The Ojibwa Tribe has written to the museum asking for the scalps to be returned. One on display is decorated with beads and bears a full braid of hair.

Cecil Pavlat, cultural repatriation specialist for the Ojibwe Nation told Deutsche Welle, "It's part of that human being. It'd be no different to cutting a hand off, or an arm and displaying that - it's just not culturally appropriate or even acceptable by most ethnic groups, whether they're Native Americans or not."

Museum director Claudia Kaulfuß said she could not understand the fuss. "The scalps have been in our depot for years," she said.

"We show the history of the Indians and their culture - scalping was part of it as a religious ritual."

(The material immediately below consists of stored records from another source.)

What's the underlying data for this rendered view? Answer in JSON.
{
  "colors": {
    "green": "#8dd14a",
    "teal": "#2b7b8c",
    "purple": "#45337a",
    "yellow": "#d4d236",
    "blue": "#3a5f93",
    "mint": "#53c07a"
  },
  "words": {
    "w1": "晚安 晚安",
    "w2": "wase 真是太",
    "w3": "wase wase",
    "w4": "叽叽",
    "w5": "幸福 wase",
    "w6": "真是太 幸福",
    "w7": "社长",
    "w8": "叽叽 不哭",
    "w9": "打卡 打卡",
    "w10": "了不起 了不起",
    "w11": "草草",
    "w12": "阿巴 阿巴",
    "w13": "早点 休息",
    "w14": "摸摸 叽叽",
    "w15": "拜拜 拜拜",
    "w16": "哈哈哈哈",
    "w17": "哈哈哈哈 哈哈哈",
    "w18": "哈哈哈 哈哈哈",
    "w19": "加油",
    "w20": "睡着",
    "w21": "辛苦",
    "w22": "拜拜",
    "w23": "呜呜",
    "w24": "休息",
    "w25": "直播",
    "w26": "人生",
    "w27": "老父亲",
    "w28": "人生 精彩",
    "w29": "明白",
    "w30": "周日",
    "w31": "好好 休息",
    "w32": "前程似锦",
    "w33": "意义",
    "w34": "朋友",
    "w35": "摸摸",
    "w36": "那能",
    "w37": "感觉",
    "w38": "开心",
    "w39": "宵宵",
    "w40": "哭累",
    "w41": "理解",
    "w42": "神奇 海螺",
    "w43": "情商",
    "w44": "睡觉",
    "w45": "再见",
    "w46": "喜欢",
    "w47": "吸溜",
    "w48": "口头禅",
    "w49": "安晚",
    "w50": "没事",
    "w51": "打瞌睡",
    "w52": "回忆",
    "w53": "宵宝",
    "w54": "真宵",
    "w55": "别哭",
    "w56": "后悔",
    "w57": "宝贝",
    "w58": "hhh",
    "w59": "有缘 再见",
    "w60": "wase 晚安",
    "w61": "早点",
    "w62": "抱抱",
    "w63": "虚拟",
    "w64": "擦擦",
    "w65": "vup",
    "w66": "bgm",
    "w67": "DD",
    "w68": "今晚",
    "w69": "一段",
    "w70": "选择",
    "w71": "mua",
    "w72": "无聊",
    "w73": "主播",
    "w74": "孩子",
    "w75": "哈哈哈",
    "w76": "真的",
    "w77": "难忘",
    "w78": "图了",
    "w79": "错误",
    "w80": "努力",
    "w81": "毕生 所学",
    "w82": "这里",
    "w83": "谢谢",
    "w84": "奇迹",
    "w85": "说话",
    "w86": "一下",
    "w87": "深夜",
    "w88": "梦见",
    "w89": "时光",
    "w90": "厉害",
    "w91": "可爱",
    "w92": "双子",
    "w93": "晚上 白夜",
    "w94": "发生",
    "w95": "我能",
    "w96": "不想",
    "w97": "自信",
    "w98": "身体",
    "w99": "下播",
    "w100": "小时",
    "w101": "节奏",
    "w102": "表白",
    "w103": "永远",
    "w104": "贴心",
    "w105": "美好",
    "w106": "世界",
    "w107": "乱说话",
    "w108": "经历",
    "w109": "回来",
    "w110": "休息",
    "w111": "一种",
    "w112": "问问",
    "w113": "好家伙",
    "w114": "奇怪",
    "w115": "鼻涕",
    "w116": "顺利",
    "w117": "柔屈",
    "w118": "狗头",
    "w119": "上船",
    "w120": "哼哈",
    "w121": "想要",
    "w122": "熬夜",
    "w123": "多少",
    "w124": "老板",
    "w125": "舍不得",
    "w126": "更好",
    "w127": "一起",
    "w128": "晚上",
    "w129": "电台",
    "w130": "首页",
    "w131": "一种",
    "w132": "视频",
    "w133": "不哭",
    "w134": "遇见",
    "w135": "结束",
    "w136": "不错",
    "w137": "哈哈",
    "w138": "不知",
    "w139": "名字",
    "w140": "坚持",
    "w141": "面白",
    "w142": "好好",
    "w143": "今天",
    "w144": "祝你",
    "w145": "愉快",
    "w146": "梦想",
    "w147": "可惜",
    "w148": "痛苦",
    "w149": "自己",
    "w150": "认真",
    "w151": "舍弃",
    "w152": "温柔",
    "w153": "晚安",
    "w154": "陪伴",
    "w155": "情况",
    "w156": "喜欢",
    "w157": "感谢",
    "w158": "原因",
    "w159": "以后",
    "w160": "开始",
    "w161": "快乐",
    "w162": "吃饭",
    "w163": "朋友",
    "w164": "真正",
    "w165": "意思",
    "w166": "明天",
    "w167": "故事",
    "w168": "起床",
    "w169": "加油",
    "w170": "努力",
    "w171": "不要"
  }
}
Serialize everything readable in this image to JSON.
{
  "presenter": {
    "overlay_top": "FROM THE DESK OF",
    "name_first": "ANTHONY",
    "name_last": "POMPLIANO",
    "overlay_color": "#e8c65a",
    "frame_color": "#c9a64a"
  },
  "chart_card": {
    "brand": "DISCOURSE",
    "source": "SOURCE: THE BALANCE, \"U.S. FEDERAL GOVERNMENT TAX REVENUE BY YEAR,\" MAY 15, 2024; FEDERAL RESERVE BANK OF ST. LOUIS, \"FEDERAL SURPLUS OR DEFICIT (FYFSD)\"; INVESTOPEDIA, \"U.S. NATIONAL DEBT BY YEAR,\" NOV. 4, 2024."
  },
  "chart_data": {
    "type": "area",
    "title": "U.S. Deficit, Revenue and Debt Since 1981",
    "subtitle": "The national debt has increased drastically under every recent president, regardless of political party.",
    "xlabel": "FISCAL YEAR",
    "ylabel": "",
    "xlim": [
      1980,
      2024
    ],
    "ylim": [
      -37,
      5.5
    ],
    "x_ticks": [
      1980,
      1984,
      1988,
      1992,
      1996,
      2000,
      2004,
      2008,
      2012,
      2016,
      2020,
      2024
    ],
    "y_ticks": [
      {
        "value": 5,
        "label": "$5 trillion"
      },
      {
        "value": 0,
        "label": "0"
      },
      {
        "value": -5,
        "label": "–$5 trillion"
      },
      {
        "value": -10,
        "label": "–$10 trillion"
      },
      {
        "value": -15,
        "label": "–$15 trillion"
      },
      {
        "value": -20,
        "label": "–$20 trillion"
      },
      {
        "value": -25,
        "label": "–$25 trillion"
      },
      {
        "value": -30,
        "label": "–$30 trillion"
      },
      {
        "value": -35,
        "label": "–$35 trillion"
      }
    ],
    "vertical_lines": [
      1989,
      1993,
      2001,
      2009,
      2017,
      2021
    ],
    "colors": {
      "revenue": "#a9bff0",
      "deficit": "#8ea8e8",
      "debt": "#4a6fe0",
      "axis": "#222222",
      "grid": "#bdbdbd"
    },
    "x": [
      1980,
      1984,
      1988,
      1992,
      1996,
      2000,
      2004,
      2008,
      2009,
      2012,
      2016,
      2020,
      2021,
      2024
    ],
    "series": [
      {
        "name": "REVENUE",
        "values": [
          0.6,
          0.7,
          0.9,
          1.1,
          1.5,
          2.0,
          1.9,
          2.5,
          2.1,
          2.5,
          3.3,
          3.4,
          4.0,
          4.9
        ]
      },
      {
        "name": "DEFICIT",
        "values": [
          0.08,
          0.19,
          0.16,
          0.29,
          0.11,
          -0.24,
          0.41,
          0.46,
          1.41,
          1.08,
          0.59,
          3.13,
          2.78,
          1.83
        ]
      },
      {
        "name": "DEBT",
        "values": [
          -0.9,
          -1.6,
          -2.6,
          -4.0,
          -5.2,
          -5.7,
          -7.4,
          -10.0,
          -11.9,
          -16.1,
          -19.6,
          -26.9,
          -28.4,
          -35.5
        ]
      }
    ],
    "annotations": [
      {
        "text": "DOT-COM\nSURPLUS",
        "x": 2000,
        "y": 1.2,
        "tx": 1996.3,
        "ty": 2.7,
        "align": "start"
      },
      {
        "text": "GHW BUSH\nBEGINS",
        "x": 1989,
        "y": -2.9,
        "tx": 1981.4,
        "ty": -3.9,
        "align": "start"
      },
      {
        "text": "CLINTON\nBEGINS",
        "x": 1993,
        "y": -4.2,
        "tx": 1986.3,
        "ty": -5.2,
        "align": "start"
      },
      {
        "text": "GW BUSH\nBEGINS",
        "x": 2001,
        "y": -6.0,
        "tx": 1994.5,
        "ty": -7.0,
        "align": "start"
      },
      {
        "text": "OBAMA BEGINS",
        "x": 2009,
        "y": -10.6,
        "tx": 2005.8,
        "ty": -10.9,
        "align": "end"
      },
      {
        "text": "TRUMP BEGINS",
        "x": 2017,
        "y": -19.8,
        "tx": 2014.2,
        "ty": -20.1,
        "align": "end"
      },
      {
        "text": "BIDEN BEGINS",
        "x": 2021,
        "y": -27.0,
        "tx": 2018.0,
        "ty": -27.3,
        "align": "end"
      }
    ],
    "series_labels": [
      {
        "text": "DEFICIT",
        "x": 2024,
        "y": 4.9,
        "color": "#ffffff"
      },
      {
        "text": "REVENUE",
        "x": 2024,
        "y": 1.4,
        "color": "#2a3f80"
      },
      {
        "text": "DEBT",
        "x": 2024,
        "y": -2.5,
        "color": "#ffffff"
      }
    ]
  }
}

She said the museum had only ever received praise from Native Americans who had visited and left comments in the guestbook.

But Pavlat told Deutsche Welle the display was also misrepresentative of Native American culture. "That's the way we view it, as ancestral remains, even speaking the word 'scalps' - it creeps me out.

"Some say that this was a practice created by our people. History tells us that this has been practiced throughout history in other places, including Europe."

The scalps were bought in 1904 from the Ojibwa Tribe for three bottles of booze and $1,100 by artist Ernst Tobis, who used the name Patty Frank. It was his collection of objects which formed the museum in 1928.

The US Cultural Attaché sent a representative to the museum recently to relay the tribe's concerns about the artefacts, but was told the museum would respond only to direct contact with the Native Americans themselves.